Readers offer a solution to propel feed-in tariffs to success, draw up a plan to help small builders and extol the virtues of forward-thinking projects such as the McLaren factory

Fixing FITs

Regarding your story, ‘Carillion takes £20m hit on FITs lay-offs’ (7 December,, a lack of vision, compounded by insufficient monitoring on a weekly/monthly basis to see whether “actual” matched “plan” has resulted in this panic response by the government.

We should be aiming:

  • To encourage capital and manufacturing cost reductions to make PV more affordable for a greater proportion of householders/businesses.
  • To help generate green jobs.
  • For an equitable distribution of feed-in tariffs (reduce profiteering)
  • To ultimately achieve parity with power generated for the grid.

This could be achieved by:

  • A capped FIT that is linked to price performance to ensure a good ROI of 5% to 8% and eight to 10 year payback period.
  • Lowering the cap on a monthly/quarterly basis to encourage reductions in capital and manufacturing costs.

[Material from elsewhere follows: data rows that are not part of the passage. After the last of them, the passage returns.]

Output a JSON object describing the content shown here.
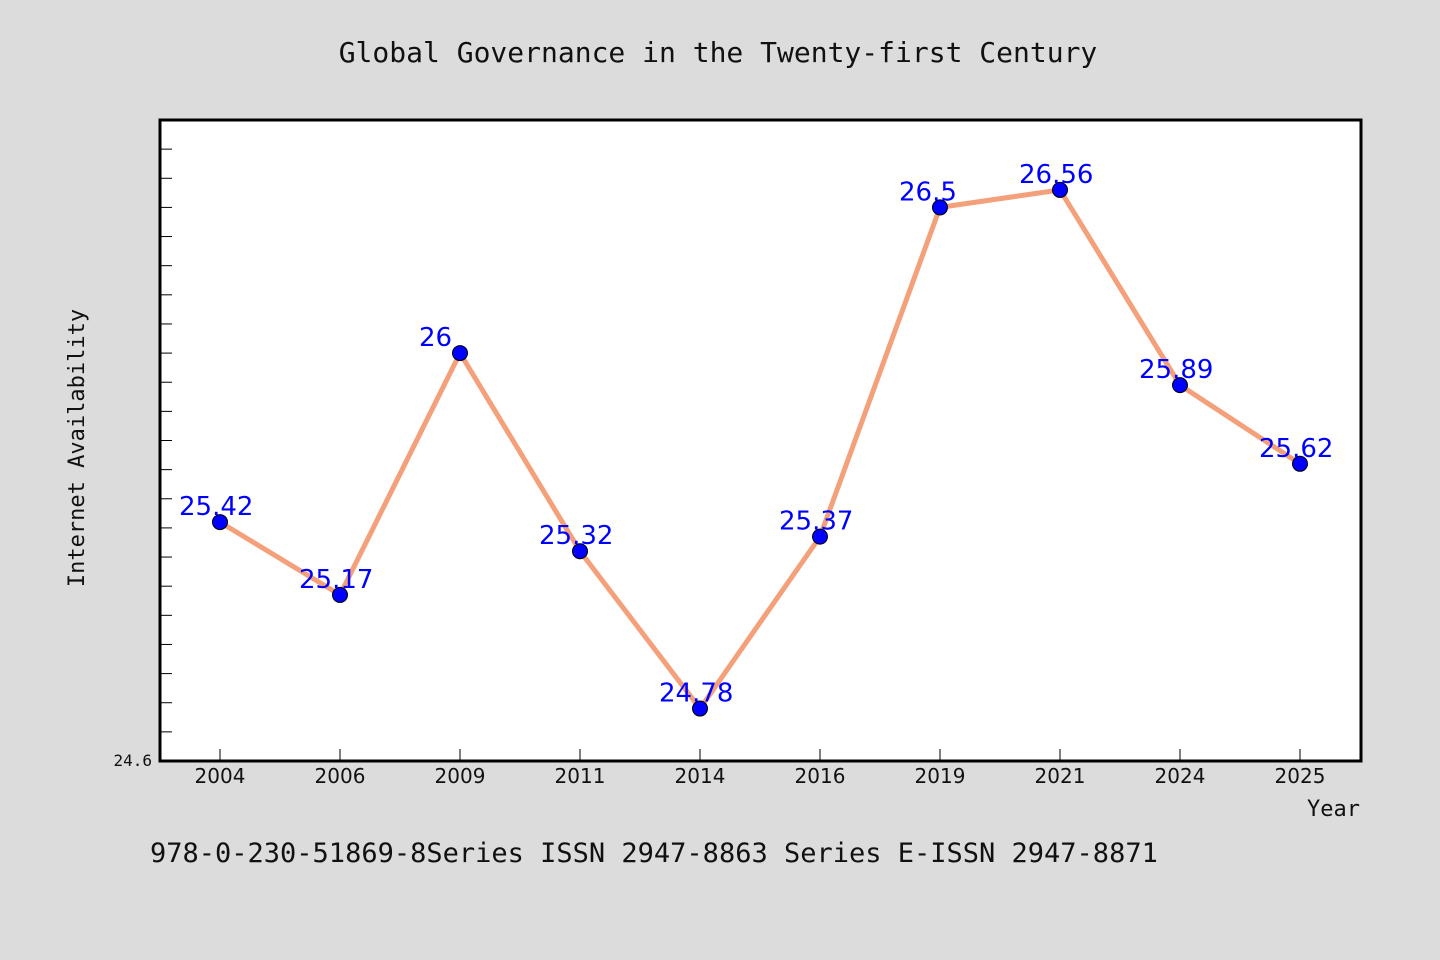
{
  "chart_data": {
    "type": "line",
    "title": "Global Governance in the Twenty-first Century",
    "xlabel": "Year",
    "ylabel": "Internet Availability",
    "categories": [
      "2004",
      "2006",
      "2009",
      "2011",
      "2014",
      "2016",
      "2019",
      "2021",
      "2024",
      "2025"
    ],
    "series": [
      {
        "values": [
          25.42,
          25.17,
          26,
          25.32,
          24.78,
          25.37,
          26.5,
          26.56,
          25.89,
          25.62
        ],
        "line_color": "#f4a07a",
        "marker_color": "#0000ff"
      }
    ],
    "data_labels": [
      "25.42",
      "25.17",
      "26",
      "25.32",
      "24.78",
      "25.37",
      "26.5",
      "26.56",
      "25.89",
      "25.62"
    ],
    "ylim": [
      24.6,
      26.8
    ],
    "y_min_label": "24.6",
    "grid": false
  },
  "footer": {
    "text": "978-0-230-51869-8Series ISSN 2947-8863 Series E-ISSN 2947-8871"
  },
  "colors": {
    "background": "#dcdcdc",
    "plot_background": "#ffffff",
    "line": "#f4a07a",
    "marker": "#0000ff",
    "label": "#0000ff"
  }
}
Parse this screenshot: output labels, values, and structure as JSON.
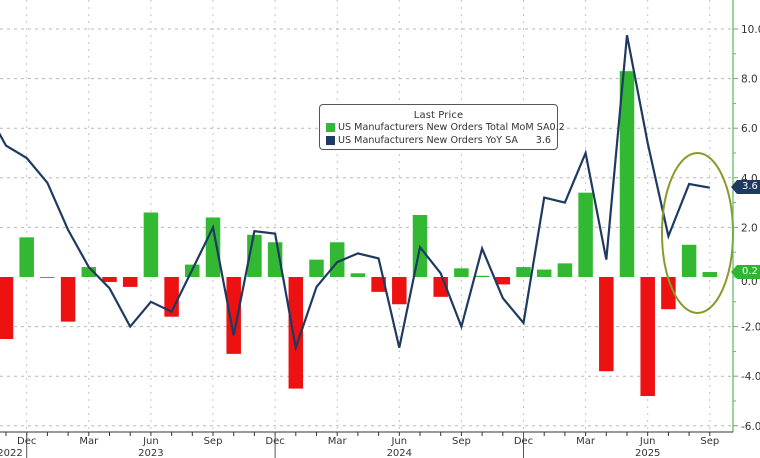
{
  "chart_data": {
    "type": "bar+line",
    "title": "",
    "legend": {
      "title": "Last Price",
      "position": "top-center",
      "entries": [
        {
          "label": "US Manufacturers New Orders Total MoM SA",
          "value": "0.2",
          "color": "#33b833",
          "type": "bar"
        },
        {
          "label": "US Manufacturers New Orders YoY SA",
          "value": "3.6",
          "color": "#1f3a60",
          "type": "line"
        }
      ]
    },
    "x": [
      "2022-10",
      "2022-11",
      "2022-12",
      "2023-01",
      "2023-02",
      "2023-03",
      "2023-04",
      "2023-05",
      "2023-06",
      "2023-07",
      "2023-08",
      "2023-09",
      "2023-10",
      "2023-11",
      "2023-12",
      "2024-01",
      "2024-02",
      "2024-03",
      "2024-04",
      "2024-05",
      "2024-06",
      "2024-07",
      "2024-08",
      "2024-09",
      "2024-10",
      "2024-11",
      "2024-12",
      "2025-01",
      "2025-02",
      "2025-03",
      "2025-04",
      "2025-05",
      "2025-06",
      "2025-07",
      "2025-08",
      "2025-09"
    ],
    "series": [
      {
        "name": "US Manufacturers New Orders Total MoM SA",
        "type": "bar",
        "positive_color": "#33b833",
        "negative_color": "#ee1111",
        "values": [
          null,
          -2.5,
          1.6,
          0.0,
          -1.8,
          0.4,
          -0.2,
          -0.4,
          2.6,
          -1.6,
          0.5,
          2.4,
          -3.1,
          1.7,
          1.4,
          -4.5,
          0.7,
          1.4,
          0.15,
          -0.6,
          -1.1,
          2.5,
          -0.8,
          0.35,
          0.05,
          -0.3,
          0.4,
          0.3,
          0.55,
          3.4,
          -3.8,
          8.3,
          -4.8,
          -1.3,
          1.3,
          0.2
        ]
      },
      {
        "name": "US Manufacturers New Orders YoY SA",
        "type": "line",
        "color": "#1f3a60",
        "values": [
          6.8,
          5.3,
          4.8,
          3.8,
          1.9,
          0.4,
          -0.45,
          -2.0,
          -1.0,
          -1.4,
          0.3,
          2.0,
          -2.35,
          1.85,
          1.75,
          -2.85,
          -0.4,
          0.6,
          0.95,
          0.75,
          -2.85,
          1.2,
          0.15,
          -2.0,
          1.15,
          -0.85,
          -1.85,
          3.2,
          3.0,
          5.0,
          0.7,
          9.75,
          5.4,
          1.65,
          3.75,
          3.6
        ]
      }
    ],
    "xlabel": "",
    "ylabel": "",
    "ylim": [
      -6,
      10
    ],
    "y_ticks": [
      "10.0",
      "8.0",
      "6.0",
      "4.0",
      "2.0",
      "-2.0",
      "-4.0",
      "-6.0"
    ],
    "y_axis_position": "right",
    "x_tick_labels": [
      {
        "month": "Dec",
        "year": "2022"
      },
      {
        "month": "Mar",
        "year": ""
      },
      {
        "month": "Jun",
        "year": "2023"
      },
      {
        "month": "Sep",
        "year": ""
      },
      {
        "month": "Dec",
        "year": ""
      },
      {
        "month": "Mar",
        "year": ""
      },
      {
        "month": "Jun",
        "year": "2024"
      },
      {
        "month": "Sep",
        "year": ""
      },
      {
        "month": "Dec",
        "year": ""
      },
      {
        "month": "Mar",
        "year": ""
      },
      {
        "month": "Jun",
        "year": "2025"
      },
      {
        "month": "Sep",
        "year": ""
      }
    ],
    "last_value_badges": [
      {
        "value": "3.6",
        "series": "line",
        "color": "#1f3a60"
      },
      {
        "value": "0.2",
        "series": "bar",
        "color": "#2fb52f"
      }
    ],
    "annotations": [
      {
        "type": "ellipse",
        "color": "#8a9a2a",
        "around": [
          "2025-07",
          "2025-08",
          "2025-09"
        ]
      }
    ],
    "grid": true
  }
}
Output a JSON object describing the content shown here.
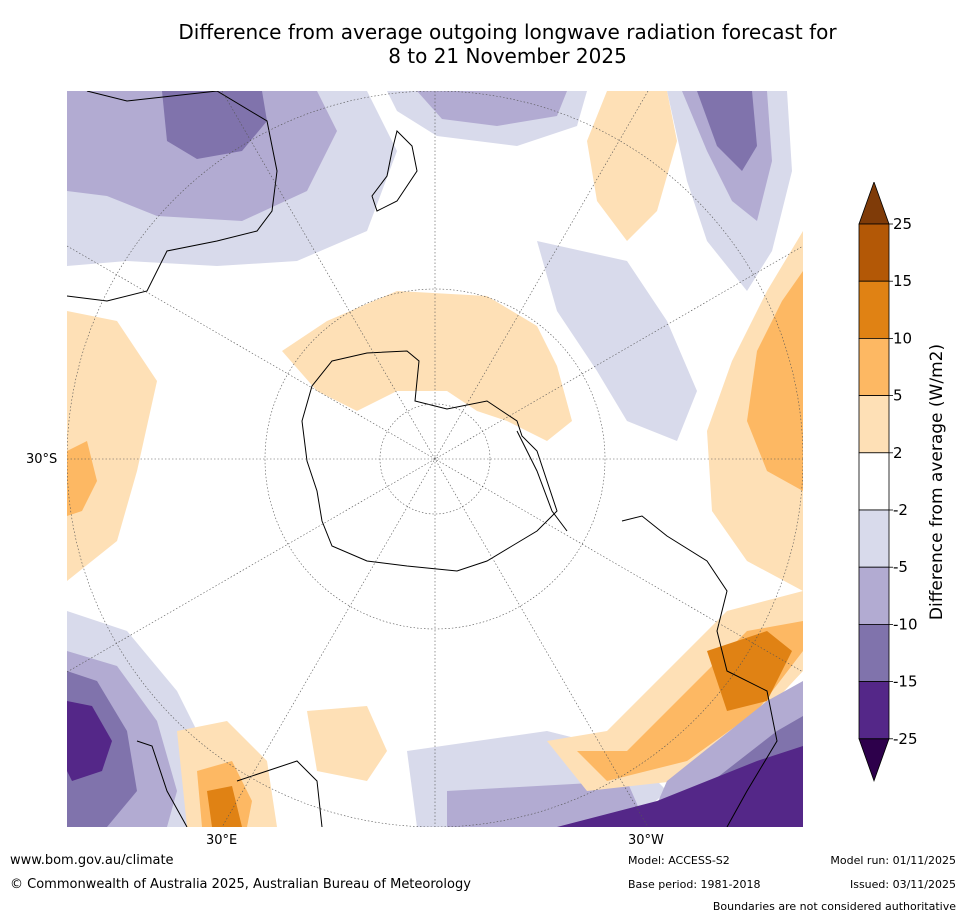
{
  "title_line1": "Difference from average outgoing longwave radiation forecast for",
  "title_line2": "8 to 21 November 2025",
  "map": {
    "projection_label": "South polar stereographic",
    "lat_label": "30°S",
    "lon_labels": [
      "30°E",
      "30°W"
    ]
  },
  "colorbar": {
    "label": "Difference from average (W/m2)",
    "ticks": [
      "25",
      "15",
      "10",
      "5",
      "2",
      "-2",
      "-5",
      "-10",
      "-15",
      "-25"
    ],
    "colors": [
      "#7f3b08",
      "#b35806",
      "#e08214",
      "#fdb863",
      "#fee0b6",
      "#ffffff",
      "#d8daeb",
      "#b2abd2",
      "#8073ac",
      "#542788",
      "#2d004b"
    ]
  },
  "footer": {
    "website": "www.bom.gov.au/climate",
    "copyright": "© Commonwealth of Australia 2025, Australian Bureau of Meteorology",
    "model": "Model: ACCESS-S2",
    "base_period": "Base period: 1981-2018",
    "model_run": "Model run: 01/11/2025",
    "issued": "Issued: 03/11/2025",
    "disclaimer": "Boundaries are not considered authoritative"
  }
}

Unless its hidden somewhere in the small print, what is astounding is the fact that the daft impact statement accompanying the consultation document doesn’t assess any impact on jobs. For a government concerned about the economy, this is just gobsmacking.

Rob Veck, via

A plan for the small

In reference to your story ‘Strategic forum for construction draws up ‘action plan’ for government’ (5 December,, they could start off by agreeing with the government to outlaw late payment practices across the whole supply chain, then they could move on to abandoning framework agreements and allow real small and local builders to compete for public sector work. Then probably the government’s targets for
re-generating the apprenticeship training programmes might be achieved … I know, this is only dreaming. Instead I’m sure we’ll carry on with the usual menu of resurrected proposals to put yet more work in the hands of our larger bretheren - after all, that’s been a great success for the whole industry
hasn’t it?

Alistair McHarg, via

In the fast lane

One word about your article on the Mclaren factory (25 November, page 22): superb. This is a structure and work place to be proud of, engineered and constructed in the UK … a solution that shows real lateral thinking.

Keith Stout, via


On pages 48-49 in the 16 December edition of Building, an article by Merissa Martinez of Trowers & Hamlins [entitled “Suspend your disbelief”] contained three editorial errors. The reference to “201” should have read “2011”; the reference to “main contract contractor” should not have contained the word ‘contract’; and the sentence referring to the NEC was misplaced into the middle of a paragraph explaining the JCT subcontracts, making it read as if the NEC subcontracts were being discussed when they were not. Building apologises for any confusion.